There's a killer in a small community who wears a mask and is chopping up women with an axe, and the sheriff seems oblivious to the threat despite the concerns of the locals. This leaves the computer whiz Gerald, who just arrived in town along with local girl his romancing Lillian to figure out the identity of the killer.
As slashers go, Spanish director José Ramón Larraz's (Vampyres, Black Candles) 'Edge of the Axe' is a modest (and typical) low-budget throwback to the sub-genre. Maybe not as daring and spirited as it could have been with the work that's behind this director, but it's gloomy factor is detectable. The main problem here was that it would switch on and off. Meaning one minute it would have you grip (especially when it was focusing on the killer stalking their victims), but then suddenly it would release its firm hold (when it decided to meander on nowhere plot stoppages and awkward exchanges). Credit due, as it tries to develop its characters in some shape and promote red herrings, but few aggravations arose namely in the close-minded and uninterested attitude of the sheriff. Sure it's set in a small town, and the officers wouldn't have experienced anything quite like it, but the manner they went about things were tritely unconvincing.

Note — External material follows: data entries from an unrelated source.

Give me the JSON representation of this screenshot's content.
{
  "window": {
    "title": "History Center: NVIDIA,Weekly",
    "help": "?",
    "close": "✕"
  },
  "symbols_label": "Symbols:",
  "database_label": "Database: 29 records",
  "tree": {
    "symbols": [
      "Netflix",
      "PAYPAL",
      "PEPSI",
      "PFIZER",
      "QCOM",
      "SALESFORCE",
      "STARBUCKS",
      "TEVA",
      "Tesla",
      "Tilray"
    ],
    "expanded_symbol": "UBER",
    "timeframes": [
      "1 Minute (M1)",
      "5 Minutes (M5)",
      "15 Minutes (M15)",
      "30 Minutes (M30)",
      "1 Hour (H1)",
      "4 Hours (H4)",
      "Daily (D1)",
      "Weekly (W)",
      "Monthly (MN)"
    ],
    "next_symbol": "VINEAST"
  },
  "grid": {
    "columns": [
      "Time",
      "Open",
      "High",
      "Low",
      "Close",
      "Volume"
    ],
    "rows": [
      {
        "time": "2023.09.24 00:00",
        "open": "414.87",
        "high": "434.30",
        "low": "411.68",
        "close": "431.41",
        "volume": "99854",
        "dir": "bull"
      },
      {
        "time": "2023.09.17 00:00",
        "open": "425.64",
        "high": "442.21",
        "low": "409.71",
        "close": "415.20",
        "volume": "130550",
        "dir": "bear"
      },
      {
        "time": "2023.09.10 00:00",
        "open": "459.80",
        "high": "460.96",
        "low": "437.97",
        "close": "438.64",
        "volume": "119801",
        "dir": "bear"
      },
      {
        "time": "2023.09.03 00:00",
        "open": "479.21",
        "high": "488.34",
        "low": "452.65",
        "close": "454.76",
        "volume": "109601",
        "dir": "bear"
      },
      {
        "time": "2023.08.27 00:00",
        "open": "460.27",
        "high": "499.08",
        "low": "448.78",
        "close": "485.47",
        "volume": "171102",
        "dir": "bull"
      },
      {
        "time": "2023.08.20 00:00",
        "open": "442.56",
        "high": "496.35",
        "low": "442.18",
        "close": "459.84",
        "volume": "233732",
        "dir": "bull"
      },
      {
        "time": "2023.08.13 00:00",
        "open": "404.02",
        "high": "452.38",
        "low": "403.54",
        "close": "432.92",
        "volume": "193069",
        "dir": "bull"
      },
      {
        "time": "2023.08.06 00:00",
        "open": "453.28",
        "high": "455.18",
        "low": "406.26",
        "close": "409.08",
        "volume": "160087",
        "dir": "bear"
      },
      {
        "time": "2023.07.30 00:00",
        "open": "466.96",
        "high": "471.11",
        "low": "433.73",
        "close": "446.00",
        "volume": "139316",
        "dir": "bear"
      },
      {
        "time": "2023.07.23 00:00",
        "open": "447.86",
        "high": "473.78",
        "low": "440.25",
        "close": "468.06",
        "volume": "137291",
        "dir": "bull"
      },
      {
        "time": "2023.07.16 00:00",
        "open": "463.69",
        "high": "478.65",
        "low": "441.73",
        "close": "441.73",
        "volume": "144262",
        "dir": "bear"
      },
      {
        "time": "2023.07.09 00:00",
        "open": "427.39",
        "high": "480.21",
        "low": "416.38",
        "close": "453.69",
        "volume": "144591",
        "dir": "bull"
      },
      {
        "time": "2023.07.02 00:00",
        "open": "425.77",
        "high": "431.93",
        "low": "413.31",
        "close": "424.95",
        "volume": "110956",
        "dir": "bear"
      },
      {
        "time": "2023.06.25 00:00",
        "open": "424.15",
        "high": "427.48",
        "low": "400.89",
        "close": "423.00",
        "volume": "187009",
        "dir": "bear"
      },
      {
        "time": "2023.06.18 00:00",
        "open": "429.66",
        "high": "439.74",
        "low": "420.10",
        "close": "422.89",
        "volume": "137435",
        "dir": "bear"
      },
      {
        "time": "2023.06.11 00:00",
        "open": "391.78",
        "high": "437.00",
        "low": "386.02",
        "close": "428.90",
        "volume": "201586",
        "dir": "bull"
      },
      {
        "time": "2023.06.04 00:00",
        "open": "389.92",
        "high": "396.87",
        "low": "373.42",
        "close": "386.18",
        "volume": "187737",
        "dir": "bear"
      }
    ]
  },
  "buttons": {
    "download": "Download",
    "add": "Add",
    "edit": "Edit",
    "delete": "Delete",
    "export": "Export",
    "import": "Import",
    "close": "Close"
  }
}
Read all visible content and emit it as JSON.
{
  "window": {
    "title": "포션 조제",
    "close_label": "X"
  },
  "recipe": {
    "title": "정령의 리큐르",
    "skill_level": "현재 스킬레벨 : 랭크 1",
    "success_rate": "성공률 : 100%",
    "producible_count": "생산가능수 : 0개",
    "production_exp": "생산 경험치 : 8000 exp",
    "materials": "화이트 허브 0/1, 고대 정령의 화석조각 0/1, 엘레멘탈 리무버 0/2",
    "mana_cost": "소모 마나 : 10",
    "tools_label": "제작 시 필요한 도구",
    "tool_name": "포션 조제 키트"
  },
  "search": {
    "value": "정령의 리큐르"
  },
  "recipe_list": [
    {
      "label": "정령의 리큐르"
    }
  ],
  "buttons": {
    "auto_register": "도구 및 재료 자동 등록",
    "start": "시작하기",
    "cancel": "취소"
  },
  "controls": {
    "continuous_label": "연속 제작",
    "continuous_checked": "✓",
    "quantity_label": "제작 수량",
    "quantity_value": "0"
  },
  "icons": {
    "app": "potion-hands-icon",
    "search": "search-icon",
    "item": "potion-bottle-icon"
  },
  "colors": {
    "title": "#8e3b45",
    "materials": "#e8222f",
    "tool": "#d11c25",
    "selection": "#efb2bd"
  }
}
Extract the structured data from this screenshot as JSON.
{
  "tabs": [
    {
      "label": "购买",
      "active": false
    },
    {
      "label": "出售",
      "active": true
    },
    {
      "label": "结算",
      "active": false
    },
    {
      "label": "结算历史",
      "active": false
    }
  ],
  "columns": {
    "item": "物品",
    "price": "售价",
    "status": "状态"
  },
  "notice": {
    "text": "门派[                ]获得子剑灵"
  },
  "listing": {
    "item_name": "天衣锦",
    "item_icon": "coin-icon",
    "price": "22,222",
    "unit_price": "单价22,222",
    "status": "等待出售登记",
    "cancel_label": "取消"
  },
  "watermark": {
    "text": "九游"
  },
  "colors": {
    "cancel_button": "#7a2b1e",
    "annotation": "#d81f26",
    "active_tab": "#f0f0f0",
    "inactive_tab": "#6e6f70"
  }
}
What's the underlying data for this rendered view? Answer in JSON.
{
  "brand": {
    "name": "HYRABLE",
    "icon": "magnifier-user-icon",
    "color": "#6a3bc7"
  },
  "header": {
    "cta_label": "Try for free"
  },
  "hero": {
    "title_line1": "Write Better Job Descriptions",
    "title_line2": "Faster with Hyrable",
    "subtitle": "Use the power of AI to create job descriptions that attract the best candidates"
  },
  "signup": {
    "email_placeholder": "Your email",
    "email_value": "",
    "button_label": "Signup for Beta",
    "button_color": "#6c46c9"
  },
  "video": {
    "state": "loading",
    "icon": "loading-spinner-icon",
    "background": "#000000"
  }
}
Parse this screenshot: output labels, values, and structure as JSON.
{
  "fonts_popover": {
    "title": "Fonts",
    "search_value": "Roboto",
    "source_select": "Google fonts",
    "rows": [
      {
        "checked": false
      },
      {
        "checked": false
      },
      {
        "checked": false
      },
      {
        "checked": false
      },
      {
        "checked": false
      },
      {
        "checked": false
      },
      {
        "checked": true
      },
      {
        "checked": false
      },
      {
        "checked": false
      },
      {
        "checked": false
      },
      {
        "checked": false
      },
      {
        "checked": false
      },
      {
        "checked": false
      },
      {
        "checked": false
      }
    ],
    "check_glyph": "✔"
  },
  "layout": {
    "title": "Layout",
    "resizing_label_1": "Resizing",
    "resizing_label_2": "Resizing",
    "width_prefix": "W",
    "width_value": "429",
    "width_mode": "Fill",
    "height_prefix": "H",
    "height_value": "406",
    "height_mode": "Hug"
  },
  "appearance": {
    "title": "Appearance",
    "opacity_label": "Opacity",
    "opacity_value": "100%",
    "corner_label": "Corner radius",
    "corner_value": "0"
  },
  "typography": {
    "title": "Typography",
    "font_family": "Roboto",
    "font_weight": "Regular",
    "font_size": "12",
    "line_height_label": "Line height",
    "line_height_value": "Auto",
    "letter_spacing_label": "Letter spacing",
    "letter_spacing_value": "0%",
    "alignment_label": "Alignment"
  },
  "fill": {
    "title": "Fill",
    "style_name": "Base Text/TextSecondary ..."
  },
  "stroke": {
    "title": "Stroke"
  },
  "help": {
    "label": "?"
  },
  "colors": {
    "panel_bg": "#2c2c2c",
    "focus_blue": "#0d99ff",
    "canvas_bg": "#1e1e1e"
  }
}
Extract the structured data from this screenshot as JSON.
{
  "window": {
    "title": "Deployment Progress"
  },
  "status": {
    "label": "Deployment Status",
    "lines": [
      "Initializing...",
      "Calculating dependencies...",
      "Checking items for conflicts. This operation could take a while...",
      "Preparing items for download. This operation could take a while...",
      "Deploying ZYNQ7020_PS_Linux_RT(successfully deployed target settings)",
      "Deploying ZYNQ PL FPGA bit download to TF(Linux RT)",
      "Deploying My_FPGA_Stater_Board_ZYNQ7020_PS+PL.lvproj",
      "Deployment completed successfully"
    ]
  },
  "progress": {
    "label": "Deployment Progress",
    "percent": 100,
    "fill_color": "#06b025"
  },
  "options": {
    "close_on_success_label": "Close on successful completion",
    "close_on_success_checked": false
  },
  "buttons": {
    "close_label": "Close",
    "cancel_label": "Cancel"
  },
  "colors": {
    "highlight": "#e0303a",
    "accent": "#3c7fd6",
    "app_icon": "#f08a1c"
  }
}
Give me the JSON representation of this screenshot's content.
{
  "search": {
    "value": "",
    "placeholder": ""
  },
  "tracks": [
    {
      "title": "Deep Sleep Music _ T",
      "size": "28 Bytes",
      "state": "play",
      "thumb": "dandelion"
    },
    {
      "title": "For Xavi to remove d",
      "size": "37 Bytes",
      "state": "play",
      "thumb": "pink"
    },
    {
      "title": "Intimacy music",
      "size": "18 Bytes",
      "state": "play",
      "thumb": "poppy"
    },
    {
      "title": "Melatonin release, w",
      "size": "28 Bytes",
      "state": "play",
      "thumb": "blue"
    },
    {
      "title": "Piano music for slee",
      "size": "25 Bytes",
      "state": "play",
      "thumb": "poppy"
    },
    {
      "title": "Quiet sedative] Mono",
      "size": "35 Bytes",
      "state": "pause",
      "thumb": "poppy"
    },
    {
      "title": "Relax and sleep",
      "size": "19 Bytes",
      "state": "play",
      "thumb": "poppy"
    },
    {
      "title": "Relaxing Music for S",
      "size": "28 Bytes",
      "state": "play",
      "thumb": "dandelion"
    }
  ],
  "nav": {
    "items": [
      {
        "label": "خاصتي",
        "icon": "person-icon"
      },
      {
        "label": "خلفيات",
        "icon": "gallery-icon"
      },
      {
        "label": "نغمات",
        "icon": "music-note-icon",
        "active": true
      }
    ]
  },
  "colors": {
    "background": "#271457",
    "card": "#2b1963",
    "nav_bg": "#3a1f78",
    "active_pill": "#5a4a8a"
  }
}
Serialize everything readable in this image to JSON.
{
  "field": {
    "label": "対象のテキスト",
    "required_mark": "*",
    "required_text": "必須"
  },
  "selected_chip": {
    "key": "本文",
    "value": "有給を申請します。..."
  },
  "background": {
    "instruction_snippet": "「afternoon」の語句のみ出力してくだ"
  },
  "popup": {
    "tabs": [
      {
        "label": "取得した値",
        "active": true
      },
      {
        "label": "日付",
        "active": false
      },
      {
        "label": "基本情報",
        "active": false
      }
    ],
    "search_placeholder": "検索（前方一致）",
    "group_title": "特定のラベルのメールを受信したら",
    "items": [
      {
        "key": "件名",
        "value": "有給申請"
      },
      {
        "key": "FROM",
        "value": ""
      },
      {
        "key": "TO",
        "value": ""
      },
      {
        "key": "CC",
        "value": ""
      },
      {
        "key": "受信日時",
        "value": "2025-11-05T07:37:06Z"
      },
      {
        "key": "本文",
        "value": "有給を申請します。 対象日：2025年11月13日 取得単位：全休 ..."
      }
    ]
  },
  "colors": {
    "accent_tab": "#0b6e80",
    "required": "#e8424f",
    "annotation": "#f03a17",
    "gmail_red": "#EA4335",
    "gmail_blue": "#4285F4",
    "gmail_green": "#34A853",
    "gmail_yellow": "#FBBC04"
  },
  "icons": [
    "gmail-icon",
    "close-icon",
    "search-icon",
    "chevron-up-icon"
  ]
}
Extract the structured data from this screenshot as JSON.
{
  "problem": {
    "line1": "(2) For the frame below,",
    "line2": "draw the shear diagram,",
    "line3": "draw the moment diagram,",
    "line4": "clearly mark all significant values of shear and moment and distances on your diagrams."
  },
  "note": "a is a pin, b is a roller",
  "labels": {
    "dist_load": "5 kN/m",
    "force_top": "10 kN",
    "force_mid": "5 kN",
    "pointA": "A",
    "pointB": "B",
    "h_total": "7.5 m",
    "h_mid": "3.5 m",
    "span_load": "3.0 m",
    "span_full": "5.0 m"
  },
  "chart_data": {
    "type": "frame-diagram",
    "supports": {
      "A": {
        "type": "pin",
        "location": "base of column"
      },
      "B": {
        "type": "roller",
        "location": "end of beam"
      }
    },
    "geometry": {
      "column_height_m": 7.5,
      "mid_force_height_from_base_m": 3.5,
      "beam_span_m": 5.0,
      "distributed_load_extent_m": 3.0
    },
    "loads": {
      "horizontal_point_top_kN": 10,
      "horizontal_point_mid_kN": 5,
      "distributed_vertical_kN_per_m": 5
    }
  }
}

Larraz's direction is ably pulled off (despite sluggish passages) with a certain flourishing style (gliding camera-work) making the attack scenes viciously intense (although not particularly gory) and bleeding out a creepy atmosphere within a cowering country town in fear. The images of the brutal killer with their shiny axe and white plastered mask are an unnerving sight, but the revelation and story surrounding the masked murderer becomes rather daft and low-brow. I don't think it's as predictable, because I didn't really pick up on any clues that would suggest so but in the end it's too convenient and the sudden conclusion you see coming. There are some strange country music inclusions too, but the score has some ominous moments. The performances range from fair (Christina Marie Lane) to reasonably static (Barton Faulks). Patty Shepard shows up too.
Effective when it wants to be brutal, but very casual otherwise. An unusual, if loose slasher enterprise.